CHARACTER: Nicky Paul
Nicky was brilliant. The kind of brilliant that is able to electrify a room by taking a rigorous topic and engaging it with humorous analysis - war, dystopia, ethnic conflict. He also did drugs. The latest being a current drug of choice, Molly. He claimed if you liked to dance, it was totally worth it. But, beware of the hangover. Somehow his willingness to lose control to psychedelics instilled in him the daring he needed to exercise intellect in public forums. So he made sure to pop a pill every now and then to keep himself on his toes.
A product of a colonized history, born and raised in London, educated at elite institutions, the science of the mind fascinated him. Anything that activated his mental apparatus was pure pleasure, an endless playing field.

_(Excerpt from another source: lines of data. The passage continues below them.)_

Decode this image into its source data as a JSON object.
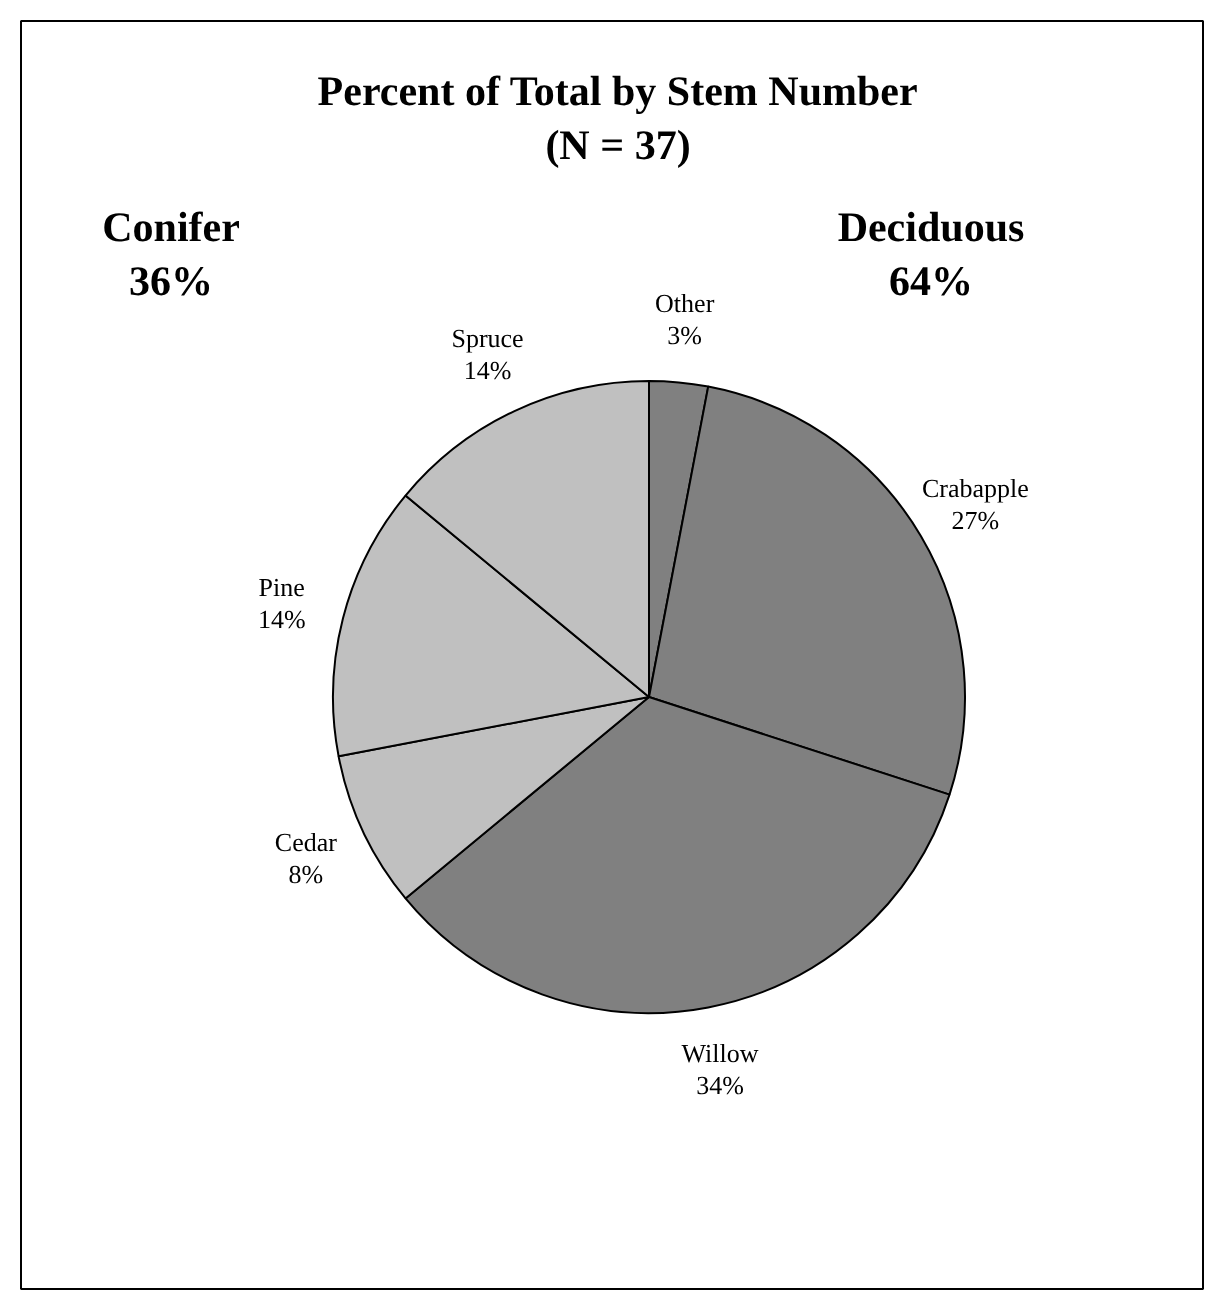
{
  "chart_data": {
    "type": "pie",
    "title": "Percent of Total by Stem Number",
    "subtitle": "(N = 37)",
    "categories": [
      "Other",
      "Crabapple",
      "Willow",
      "Cedar",
      "Pine",
      "Spruce"
    ],
    "values": [
      3,
      27,
      34,
      8,
      14,
      14
    ],
    "value_labels": [
      "3%",
      "27%",
      "34%",
      "8%",
      "14%",
      "14%"
    ],
    "colors": [
      "#808080",
      "#808080",
      "#808080",
      "#c0c0c0",
      "#c0c0c0",
      "#c0c0c0"
    ],
    "annotations": [
      "Conifer\n36%",
      "Deciduous\n64%"
    ]
  }
}
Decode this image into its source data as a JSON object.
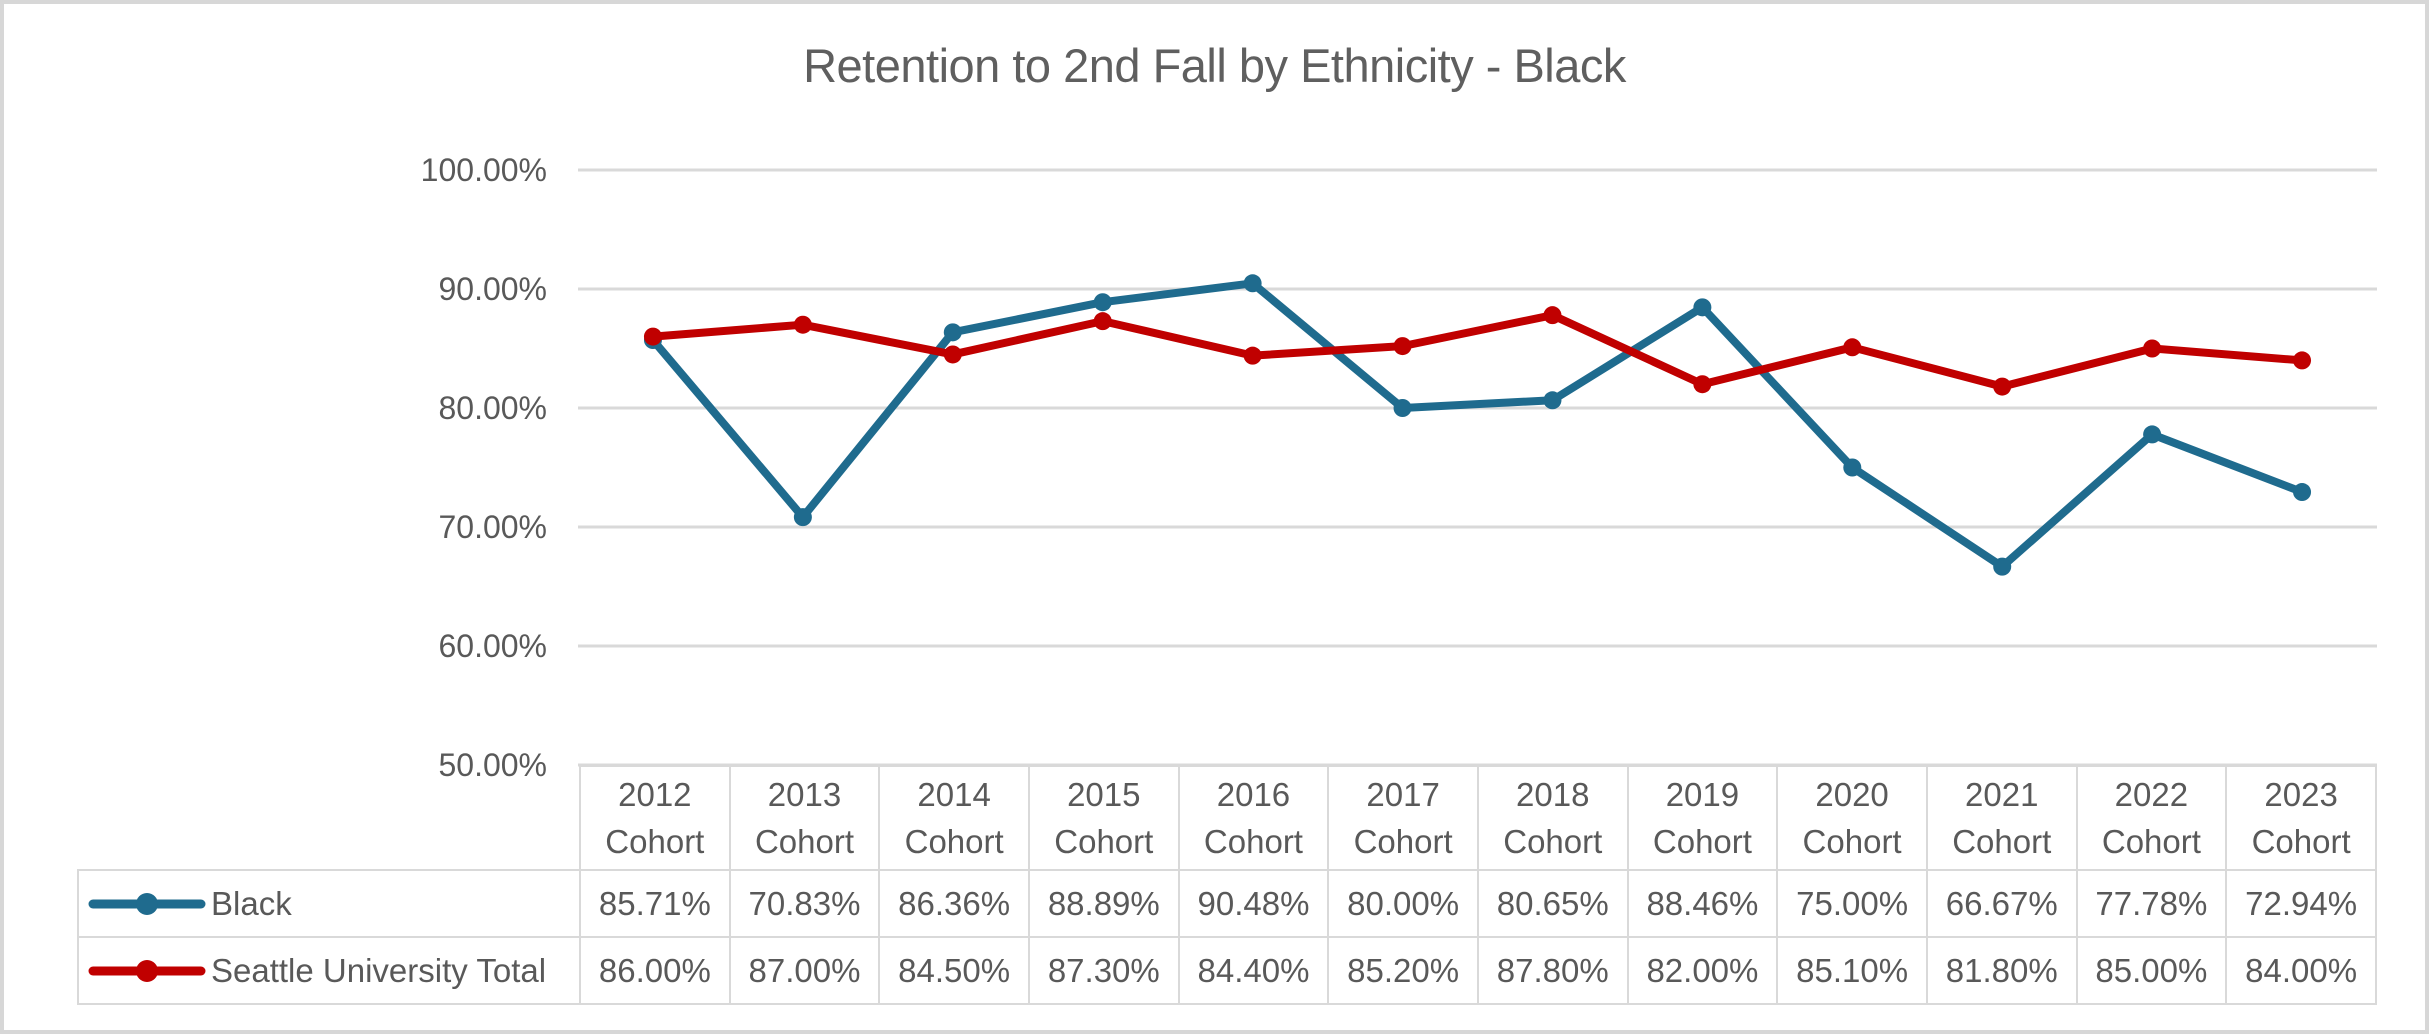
{
  "chart_data": {
    "type": "line",
    "title": "Retention to 2nd Fall by Ethnicity - Black",
    "categories": [
      "2012 Cohort",
      "2013 Cohort",
      "2014 Cohort",
      "2015 Cohort",
      "2016 Cohort",
      "2017 Cohort",
      "2018 Cohort",
      "2019 Cohort",
      "2020 Cohort",
      "2021 Cohort",
      "2022 Cohort",
      "2023 Cohort"
    ],
    "series": [
      {
        "name": "Black",
        "color": "#1f6b8e",
        "values": [
          85.71,
          70.83,
          86.36,
          88.89,
          90.48,
          80.0,
          80.65,
          88.46,
          75.0,
          66.67,
          77.78,
          72.94
        ]
      },
      {
        "name": "Seattle University Total",
        "color": "#c00000",
        "values": [
          86.0,
          87.0,
          84.5,
          87.3,
          84.4,
          85.2,
          87.8,
          82.0,
          85.1,
          81.8,
          85.0,
          84.0
        ]
      }
    ],
    "ylim": [
      50,
      100
    ],
    "y_tick_labels": [
      "100.00%",
      "90.00%",
      "80.00%",
      "70.00%",
      "60.00%",
      "50.00%"
    ],
    "grid": true,
    "legend_position": "data-table-left",
    "value_format": "0.00%"
  },
  "table": {
    "columns": [
      "2012 Cohort",
      "2013 Cohort",
      "2014 Cohort",
      "2015 Cohort",
      "2016 Cohort",
      "2017 Cohort",
      "2018 Cohort",
      "2019 Cohort",
      "2020 Cohort",
      "2021 Cohort",
      "2022 Cohort",
      "2023 Cohort"
    ],
    "rows": [
      {
        "label": "Black",
        "cells": [
          "85.71%",
          "70.83%",
          "86.36%",
          "88.89%",
          "90.48%",
          "80.00%",
          "80.65%",
          "88.46%",
          "75.00%",
          "66.67%",
          "77.78%",
          "72.94%"
        ]
      },
      {
        "label": "Seattle University Total",
        "cells": [
          "86.00%",
          "87.00%",
          "84.50%",
          "87.30%",
          "84.40%",
          "85.20%",
          "87.80%",
          "82.00%",
          "85.10%",
          "81.80%",
          "85.00%",
          "84.00%"
        ]
      }
    ]
  },
  "colors": {
    "text_gray": "#595959",
    "title_gray": "#5f5f5f",
    "gridline": "#d9d9d9",
    "table_border": "#d9d9d9",
    "outer_border": "#d7d7d7",
    "series_black": "#1f6b8e",
    "series_su_total": "#c00000"
  }
}
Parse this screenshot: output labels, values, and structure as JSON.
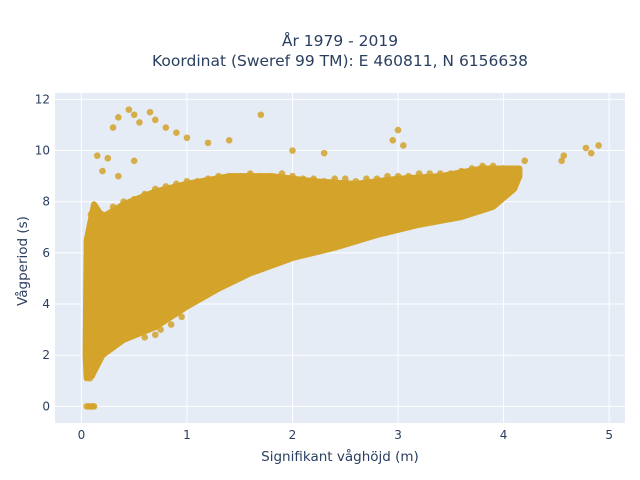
{
  "chart_data": {
    "type": "scatter",
    "title_line1": "År 1979 - 2019",
    "title_line2": "Koordinat (Sweref 99 TM): E 460811, N 6156638",
    "xlabel": "Signifikant våghöjd (m)",
    "ylabel": "Vågperiod (s)",
    "xlim": [
      -0.25,
      5.15
    ],
    "ylim": [
      -0.65,
      12.25
    ],
    "xticks": [
      0,
      1,
      2,
      3,
      4,
      5
    ],
    "yticks": [
      0,
      2,
      4,
      6,
      8,
      10,
      12
    ],
    "grid": true,
    "legend": "none",
    "colors": {
      "marker": "#d4a32a",
      "plot_bg": "#e5ecf6",
      "grid": "#ffffff"
    },
    "series": [
      {
        "points": [
          [
            0.05,
            0
          ],
          [
            0.07,
            0
          ],
          [
            0.09,
            0
          ],
          [
            0.11,
            0
          ],
          [
            0.12,
            0
          ],
          [
            0.05,
            1.6
          ],
          [
            0.07,
            1.3
          ],
          [
            0.08,
            1.1
          ],
          [
            0.1,
            1.2
          ],
          [
            0.12,
            1.4
          ],
          [
            0.06,
            2.0
          ],
          [
            0.08,
            2.5
          ],
          [
            0.1,
            3.0
          ],
          [
            0.12,
            3.5
          ],
          [
            0.15,
            4.0
          ],
          [
            0.08,
            6.5
          ],
          [
            0.1,
            7.0
          ],
          [
            0.12,
            7.8
          ],
          [
            0.09,
            7.5
          ],
          [
            0.13,
            6.8
          ],
          [
            0.2,
            2.2
          ],
          [
            0.3,
            2.5
          ],
          [
            0.4,
            2.8
          ],
          [
            0.5,
            3.0
          ],
          [
            0.6,
            3.2
          ],
          [
            0.2,
            7.5
          ],
          [
            0.3,
            7.8
          ],
          [
            0.4,
            8.0
          ],
          [
            0.5,
            8.1
          ],
          [
            0.6,
            8.3
          ],
          [
            0.7,
            3.3
          ],
          [
            0.8,
            3.6
          ],
          [
            0.9,
            3.9
          ],
          [
            1.0,
            4.2
          ],
          [
            1.1,
            4.4
          ],
          [
            0.7,
            8.5
          ],
          [
            0.8,
            8.6
          ],
          [
            0.9,
            8.7
          ],
          [
            1.0,
            8.8
          ],
          [
            1.1,
            8.8
          ],
          [
            1.2,
            4.6
          ],
          [
            1.3,
            4.8
          ],
          [
            1.4,
            5.0
          ],
          [
            1.5,
            5.2
          ],
          [
            1.6,
            5.4
          ],
          [
            1.2,
            8.9
          ],
          [
            1.3,
            9.0
          ],
          [
            1.4,
            9.0
          ],
          [
            1.5,
            9.0
          ],
          [
            1.6,
            9.1
          ],
          [
            1.7,
            5.5
          ],
          [
            1.8,
            5.7
          ],
          [
            1.9,
            5.8
          ],
          [
            2.0,
            6.0
          ],
          [
            2.1,
            6.1
          ],
          [
            1.7,
            9.0
          ],
          [
            1.8,
            9.0
          ],
          [
            1.9,
            9.1
          ],
          [
            2.0,
            9.0
          ],
          [
            2.1,
            8.9
          ],
          [
            2.2,
            6.2
          ],
          [
            2.3,
            6.3
          ],
          [
            2.4,
            6.4
          ],
          [
            2.5,
            6.5
          ],
          [
            2.6,
            6.6
          ],
          [
            2.2,
            8.9
          ],
          [
            2.3,
            8.8
          ],
          [
            2.4,
            8.9
          ],
          [
            2.5,
            8.9
          ],
          [
            2.6,
            8.8
          ],
          [
            2.7,
            6.8
          ],
          [
            2.8,
            6.9
          ],
          [
            2.9,
            7.0
          ],
          [
            3.0,
            7.1
          ],
          [
            3.1,
            7.2
          ],
          [
            2.7,
            8.9
          ],
          [
            2.8,
            8.9
          ],
          [
            2.9,
            9.0
          ],
          [
            3.0,
            9.0
          ],
          [
            3.1,
            9.0
          ],
          [
            3.2,
            7.3
          ],
          [
            3.3,
            7.4
          ],
          [
            3.4,
            7.5
          ],
          [
            3.5,
            7.6
          ],
          [
            3.6,
            7.7
          ],
          [
            3.2,
            9.1
          ],
          [
            3.3,
            9.1
          ],
          [
            3.4,
            9.1
          ],
          [
            3.5,
            9.1
          ],
          [
            3.6,
            9.2
          ],
          [
            3.7,
            7.8
          ],
          [
            3.8,
            8.0
          ],
          [
            3.9,
            8.2
          ],
          [
            4.0,
            8.5
          ],
          [
            4.1,
            8.8
          ],
          [
            3.7,
            9.3
          ],
          [
            3.8,
            9.4
          ],
          [
            3.9,
            9.4
          ],
          [
            4.0,
            9.3
          ],
          [
            4.2,
            9.6
          ],
          [
            3.0,
            10.8
          ],
          [
            2.95,
            10.4
          ],
          [
            3.05,
            10.2
          ],
          [
            0.3,
            10.9
          ],
          [
            0.35,
            11.3
          ],
          [
            0.45,
            11.6
          ],
          [
            0.5,
            11.4
          ],
          [
            0.55,
            11.1
          ],
          [
            0.65,
            11.5
          ],
          [
            0.7,
            11.2
          ],
          [
            0.8,
            10.9
          ],
          [
            0.9,
            10.7
          ],
          [
            1.0,
            10.5
          ],
          [
            1.7,
            11.4
          ],
          [
            1.2,
            10.3
          ],
          [
            1.4,
            10.4
          ],
          [
            2.0,
            10.0
          ],
          [
            2.3,
            9.9
          ],
          [
            4.55,
            9.6
          ],
          [
            4.57,
            9.8
          ],
          [
            4.78,
            10.1
          ],
          [
            4.83,
            9.9
          ],
          [
            4.9,
            10.2
          ],
          [
            0.15,
            9.8
          ],
          [
            0.25,
            9.7
          ],
          [
            0.2,
            9.2
          ],
          [
            0.35,
            9.0
          ],
          [
            0.5,
            9.6
          ],
          [
            0.6,
            2.7
          ],
          [
            0.7,
            2.8
          ],
          [
            0.75,
            3.0
          ],
          [
            0.85,
            3.2
          ],
          [
            0.95,
            3.5
          ]
        ]
      }
    ]
  }
}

This preference for cerebral acrobatics, inflicted with passion, was also reflected in his astrological chart. Gemini moon, mars in Scorpio. And, lets not forget ambition. That Capricorn sun propelled him to top honors at Cambridge and Oxford. A darling in the socially conscious cultural arterati, he was the man of the moment.
But, at heart, he was a mama’s boy. In his prime at 45, he was still broke. His best friend John, another orgasmically pleasing intellectual, teased him about it constantly. However, usually a sensitive topic, being a mama’s boy had its advantages. In America, his new home and an unsympathetic place for romantic intellectuals, his mind was only partially prized. In America, it was his flamboyance and social skill that put the money in his pocket.
Nicky knew he couldn’t just look good on paper in the land of opportunity. He’d have to move the crowd. And, that’s precisely what he did over cocktail chatter at exclusive private parties he managed to crash as a result of his education.
In fact, his boyish charm and skilled wordplay had landed him a few stellar recommendations and a free ride to one of Halston College’s grad programs.
However, those who knew him well knew that despite his facility among over-educated adults, Nicky was a child at heart, forever curious. That trait was what kept his ideas sexy in academic circles. His mother had cultivated it. Showered with love and adoration as a child, she still owned him like a baby.